Samuel Creshal wrote:Shrewd135 wrote:
He said, $40,000. The real answer from GM is like $8,000. That includes all costs.
Funny thing that GM has around 5% net income… according to your numbers it should be 80%.

That is because the numbers that they put on their balance sheet are nonsense. If you look at thier balance sheet and do the numbers yourself, it will take around 2 hours to show just how much lying is going on.
I did that for BMW, and it was insane, the executive compensation is the only thing that could eat the types of moneys left over after legit costs.
You can do the entire annual accounting for a company of that size in 2 hours? I guess I must hire you, our accounts appear to be way too slow!

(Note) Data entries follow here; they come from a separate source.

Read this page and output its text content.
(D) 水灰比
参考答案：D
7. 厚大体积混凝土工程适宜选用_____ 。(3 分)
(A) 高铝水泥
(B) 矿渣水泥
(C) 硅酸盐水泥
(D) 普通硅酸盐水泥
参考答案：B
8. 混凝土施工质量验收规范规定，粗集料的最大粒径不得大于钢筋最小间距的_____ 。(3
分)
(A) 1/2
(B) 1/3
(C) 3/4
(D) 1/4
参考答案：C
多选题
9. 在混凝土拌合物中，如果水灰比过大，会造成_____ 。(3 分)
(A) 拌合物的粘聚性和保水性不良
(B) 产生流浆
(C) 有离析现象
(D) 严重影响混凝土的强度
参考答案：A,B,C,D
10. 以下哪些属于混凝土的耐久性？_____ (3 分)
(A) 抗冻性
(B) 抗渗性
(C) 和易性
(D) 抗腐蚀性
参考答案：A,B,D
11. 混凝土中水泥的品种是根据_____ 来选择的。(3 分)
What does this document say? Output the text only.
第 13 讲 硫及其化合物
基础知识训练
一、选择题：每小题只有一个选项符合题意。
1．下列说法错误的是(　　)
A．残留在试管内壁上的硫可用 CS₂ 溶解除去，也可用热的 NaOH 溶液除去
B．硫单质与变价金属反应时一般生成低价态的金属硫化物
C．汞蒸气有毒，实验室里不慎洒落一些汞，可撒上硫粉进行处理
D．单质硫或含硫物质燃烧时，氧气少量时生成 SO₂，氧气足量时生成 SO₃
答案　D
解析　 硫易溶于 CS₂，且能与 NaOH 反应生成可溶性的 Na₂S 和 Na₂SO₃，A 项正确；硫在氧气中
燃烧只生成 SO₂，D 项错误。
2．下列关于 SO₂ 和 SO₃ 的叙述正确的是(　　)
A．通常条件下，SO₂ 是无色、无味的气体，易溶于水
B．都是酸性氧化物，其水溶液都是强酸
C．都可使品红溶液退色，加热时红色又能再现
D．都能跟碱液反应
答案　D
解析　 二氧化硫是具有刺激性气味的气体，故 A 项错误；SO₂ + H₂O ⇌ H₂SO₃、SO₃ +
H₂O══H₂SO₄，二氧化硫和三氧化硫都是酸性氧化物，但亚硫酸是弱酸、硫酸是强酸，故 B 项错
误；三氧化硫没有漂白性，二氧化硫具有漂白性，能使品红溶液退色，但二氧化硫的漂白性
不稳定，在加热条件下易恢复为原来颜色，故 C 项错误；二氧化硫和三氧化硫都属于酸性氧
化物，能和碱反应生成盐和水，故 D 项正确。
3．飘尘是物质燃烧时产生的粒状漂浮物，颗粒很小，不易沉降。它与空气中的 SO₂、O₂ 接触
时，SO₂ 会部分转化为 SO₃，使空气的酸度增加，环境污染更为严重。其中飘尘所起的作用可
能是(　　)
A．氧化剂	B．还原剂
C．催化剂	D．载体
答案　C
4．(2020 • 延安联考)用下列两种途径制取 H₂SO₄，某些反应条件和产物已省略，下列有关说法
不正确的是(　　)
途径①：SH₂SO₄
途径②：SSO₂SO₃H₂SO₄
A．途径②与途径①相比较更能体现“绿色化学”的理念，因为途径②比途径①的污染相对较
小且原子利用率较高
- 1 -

The annual report tells all debt outstanding and financing rates, you have the monthly expenses for debt obligations from there. Add in pention obligations (another line item) and you have the total fixed capital costs per month/year. They tell you how many employees that they have, so you can toss some random large number on all of them like 100k for every single employee (WAY overboard easily, and underboard for exec compensation but will show an average case before exec).
Then break down the costs for raw materials, parts, for each product, which takes the vast majority of the time, and you can have a reasonable estimate of true costs per vehicle within 20%, they list their inventory in the company filings, so you know how many products they have created/sold... and at this point you have a number that represents the approx actual costs of the corporation before exec... and advertising.
For BMW a 60 billion dollar company, you will find this number is ~30 billion dollars.. and your jaw will drop. You have already covered all those costs, including employees (overestimated except exec) and you still have 30 billion left over. No advertising comes anywhere near that. No wonder VW could buy companies when ever they want. They say in the end they only have profit of like 8-10% or 6 billion dollars. Which does not jive at all. So you have to actually do the homework to see the truth. Because they can put what ever they want on a balance sheet.
When I worked at Toshiba, the CFO said, "Oh this job is easy, corporate tells me what to put on my monthly reports... " aka not through actual inventory analysis. So your eye roll should be reserved for your lack of understanding of the truth of the situation.
BTw, the cost per corvette was directly from an exec at GM.